Outside of a healthcare organisation, there is an abundance of patient feedback on social media platforms such as Facebook, Twitter, and in the UK, NHS Choices and Care Opinion and other patient networks. This type of feedback gives information on non-traditional metrics, highlighting what patients truly value in their experiences by offering nuances that is often lacking in structured surveys.39 Sentiment analysis has been applied ad hoc to online sources, such as blogs and social media7 27 33 34 demonstrating in principle the utility of sentiment analysis for patient experience. There appears to be an appetite to explore the possibilities offered by NLP and ML within healthcare organisations to turn patient experience data into insight that can drive care delivery.40 41 However, healthcare services need to be cognizant of what NLP methodology to use depending on the source of patient experience feedback.5 To date, no systematic review related to the automated extraction of information from patient experience feedback using NLP has been published. In this paper, we sought to review the body of literature and report the state of the science on the use of NLP and ML to process and analyse information from patient experience free-text feedback.

The aim of this study is to systematically review the literature on the use of NLP and ML to process and analyse free-text patient experience data.
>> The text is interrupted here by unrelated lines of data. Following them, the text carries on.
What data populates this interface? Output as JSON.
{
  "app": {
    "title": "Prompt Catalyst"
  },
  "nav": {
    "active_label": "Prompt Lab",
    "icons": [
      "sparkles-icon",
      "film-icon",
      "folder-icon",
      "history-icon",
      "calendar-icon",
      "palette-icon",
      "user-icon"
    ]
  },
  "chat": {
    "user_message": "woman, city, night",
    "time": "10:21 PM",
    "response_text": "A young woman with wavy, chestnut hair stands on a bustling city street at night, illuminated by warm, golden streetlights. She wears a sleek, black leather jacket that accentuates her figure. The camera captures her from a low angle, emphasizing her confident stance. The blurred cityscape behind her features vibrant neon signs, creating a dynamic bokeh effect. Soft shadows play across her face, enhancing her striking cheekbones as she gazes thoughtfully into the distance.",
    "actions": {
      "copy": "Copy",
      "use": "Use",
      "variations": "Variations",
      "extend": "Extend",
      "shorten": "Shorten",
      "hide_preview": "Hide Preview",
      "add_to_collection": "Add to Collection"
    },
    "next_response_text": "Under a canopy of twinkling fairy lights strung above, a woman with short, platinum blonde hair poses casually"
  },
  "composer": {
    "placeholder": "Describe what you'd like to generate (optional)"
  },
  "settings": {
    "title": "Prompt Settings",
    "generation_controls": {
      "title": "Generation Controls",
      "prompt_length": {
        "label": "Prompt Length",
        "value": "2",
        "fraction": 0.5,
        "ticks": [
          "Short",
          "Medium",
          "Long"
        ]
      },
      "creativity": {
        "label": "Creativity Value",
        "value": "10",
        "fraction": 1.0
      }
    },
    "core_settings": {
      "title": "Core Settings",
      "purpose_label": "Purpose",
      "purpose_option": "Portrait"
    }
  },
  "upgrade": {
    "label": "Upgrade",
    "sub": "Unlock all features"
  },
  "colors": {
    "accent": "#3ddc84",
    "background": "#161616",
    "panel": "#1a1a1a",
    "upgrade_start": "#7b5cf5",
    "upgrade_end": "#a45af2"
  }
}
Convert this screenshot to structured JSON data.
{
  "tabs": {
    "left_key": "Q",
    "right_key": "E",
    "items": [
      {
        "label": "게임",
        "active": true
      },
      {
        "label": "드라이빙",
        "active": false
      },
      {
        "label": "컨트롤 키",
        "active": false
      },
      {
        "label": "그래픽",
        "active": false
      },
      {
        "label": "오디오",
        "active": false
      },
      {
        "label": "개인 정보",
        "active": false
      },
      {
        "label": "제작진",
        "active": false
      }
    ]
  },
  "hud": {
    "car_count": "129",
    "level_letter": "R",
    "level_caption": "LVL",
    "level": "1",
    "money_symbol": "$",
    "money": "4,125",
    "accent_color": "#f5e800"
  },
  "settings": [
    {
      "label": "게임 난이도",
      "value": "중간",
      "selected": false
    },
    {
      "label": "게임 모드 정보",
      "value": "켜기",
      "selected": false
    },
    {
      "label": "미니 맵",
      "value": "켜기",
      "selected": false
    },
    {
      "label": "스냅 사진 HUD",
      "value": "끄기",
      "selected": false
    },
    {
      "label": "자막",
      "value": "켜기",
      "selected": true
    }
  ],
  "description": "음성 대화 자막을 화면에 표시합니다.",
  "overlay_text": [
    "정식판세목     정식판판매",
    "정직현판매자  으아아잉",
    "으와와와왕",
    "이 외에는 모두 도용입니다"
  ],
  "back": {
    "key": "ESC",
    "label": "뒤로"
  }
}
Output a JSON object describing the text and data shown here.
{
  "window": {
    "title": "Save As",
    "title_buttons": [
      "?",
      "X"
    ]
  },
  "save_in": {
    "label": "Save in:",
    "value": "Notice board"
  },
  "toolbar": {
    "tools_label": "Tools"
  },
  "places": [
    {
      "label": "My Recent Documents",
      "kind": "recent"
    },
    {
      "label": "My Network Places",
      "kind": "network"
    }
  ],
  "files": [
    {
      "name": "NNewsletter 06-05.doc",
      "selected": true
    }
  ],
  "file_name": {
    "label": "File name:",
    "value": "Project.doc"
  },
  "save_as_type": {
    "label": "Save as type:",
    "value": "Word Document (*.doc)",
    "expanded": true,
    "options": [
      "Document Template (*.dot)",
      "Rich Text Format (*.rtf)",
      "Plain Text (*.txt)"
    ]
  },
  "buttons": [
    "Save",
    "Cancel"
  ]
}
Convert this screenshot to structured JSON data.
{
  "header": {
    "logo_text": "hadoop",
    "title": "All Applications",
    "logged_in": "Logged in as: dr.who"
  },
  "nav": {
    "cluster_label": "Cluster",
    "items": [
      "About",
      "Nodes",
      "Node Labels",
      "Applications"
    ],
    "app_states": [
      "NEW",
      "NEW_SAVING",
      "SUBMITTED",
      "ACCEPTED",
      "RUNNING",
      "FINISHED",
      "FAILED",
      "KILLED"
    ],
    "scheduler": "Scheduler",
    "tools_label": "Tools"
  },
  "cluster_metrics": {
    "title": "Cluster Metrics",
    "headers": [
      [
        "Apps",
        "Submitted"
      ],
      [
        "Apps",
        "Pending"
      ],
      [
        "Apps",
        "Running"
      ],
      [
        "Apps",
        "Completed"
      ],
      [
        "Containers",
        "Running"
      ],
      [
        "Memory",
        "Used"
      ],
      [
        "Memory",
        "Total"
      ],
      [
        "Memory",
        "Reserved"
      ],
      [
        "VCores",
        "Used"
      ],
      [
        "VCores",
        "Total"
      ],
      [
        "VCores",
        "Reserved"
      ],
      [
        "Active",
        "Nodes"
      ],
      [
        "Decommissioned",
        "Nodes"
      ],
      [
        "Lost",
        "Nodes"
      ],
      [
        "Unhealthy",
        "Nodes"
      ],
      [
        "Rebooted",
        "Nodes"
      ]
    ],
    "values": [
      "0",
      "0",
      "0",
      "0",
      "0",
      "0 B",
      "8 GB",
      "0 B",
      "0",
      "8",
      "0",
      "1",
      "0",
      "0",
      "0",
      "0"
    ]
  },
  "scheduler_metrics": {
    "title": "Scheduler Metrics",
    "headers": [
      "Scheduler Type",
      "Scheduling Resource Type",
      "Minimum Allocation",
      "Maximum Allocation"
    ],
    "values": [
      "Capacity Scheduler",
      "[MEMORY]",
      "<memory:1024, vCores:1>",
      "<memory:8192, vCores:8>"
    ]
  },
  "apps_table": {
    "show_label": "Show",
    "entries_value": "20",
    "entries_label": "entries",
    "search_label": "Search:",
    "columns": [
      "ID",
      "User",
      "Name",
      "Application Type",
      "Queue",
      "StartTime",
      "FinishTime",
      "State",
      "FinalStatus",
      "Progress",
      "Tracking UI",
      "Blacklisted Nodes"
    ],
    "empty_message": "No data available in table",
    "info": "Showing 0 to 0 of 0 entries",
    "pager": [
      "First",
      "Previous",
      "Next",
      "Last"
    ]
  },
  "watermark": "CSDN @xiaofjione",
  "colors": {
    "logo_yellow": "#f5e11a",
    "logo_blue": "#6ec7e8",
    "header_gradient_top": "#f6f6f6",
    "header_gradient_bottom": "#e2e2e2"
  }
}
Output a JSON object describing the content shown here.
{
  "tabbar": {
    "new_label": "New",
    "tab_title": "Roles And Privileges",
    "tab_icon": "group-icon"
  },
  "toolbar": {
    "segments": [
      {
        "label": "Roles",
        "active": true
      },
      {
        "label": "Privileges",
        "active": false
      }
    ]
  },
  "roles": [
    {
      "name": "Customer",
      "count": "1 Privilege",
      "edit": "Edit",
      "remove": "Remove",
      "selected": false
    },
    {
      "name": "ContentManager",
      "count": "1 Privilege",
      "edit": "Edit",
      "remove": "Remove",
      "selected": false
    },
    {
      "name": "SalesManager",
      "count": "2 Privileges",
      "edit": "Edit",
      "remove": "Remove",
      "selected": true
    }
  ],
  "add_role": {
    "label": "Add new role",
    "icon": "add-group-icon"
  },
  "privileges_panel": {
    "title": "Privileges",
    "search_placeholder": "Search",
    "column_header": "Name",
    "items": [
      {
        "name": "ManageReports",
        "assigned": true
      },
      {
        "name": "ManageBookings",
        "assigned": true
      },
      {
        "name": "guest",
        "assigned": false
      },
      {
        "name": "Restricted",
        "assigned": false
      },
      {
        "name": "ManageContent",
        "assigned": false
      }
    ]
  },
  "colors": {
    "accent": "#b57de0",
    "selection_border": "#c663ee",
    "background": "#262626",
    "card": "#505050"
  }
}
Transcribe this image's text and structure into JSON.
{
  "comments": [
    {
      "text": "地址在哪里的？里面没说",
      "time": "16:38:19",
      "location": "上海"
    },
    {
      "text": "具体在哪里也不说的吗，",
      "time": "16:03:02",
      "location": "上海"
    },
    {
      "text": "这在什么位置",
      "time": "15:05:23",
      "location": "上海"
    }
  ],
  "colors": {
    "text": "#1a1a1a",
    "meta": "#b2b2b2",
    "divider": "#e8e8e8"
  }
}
The objectives were to describe: (1) purpose and data source; (2) information (patient experience theme) extraction and sentiment analysis; (3) NLP methodology and performance metrics and (4) assess the studies for indicators of quality.

Methods

Search strategy

The following databases were searched from January 2000 and December 2019; MEDLINE, EMBASE, PsycINFO, The Cochrane Library (Cochrane Database of Systematic Reviews, Cochrane Central Register of Controlled Trials, Cochrane Methodology Register), Global Health, Health Management Information Consortium, CINAHL and Web of Science. Grey literature and Google Scholar were used to extract articles that were not retrieved in the databases searched. Owing to the diversity of terms used inferring patient experience, combinations of search terms were used. The search terms, derived from the Medical Subject Headings vocabulary (US National Library of Medicine) for the database queries that were used can be found below. A review of the protocol was not published.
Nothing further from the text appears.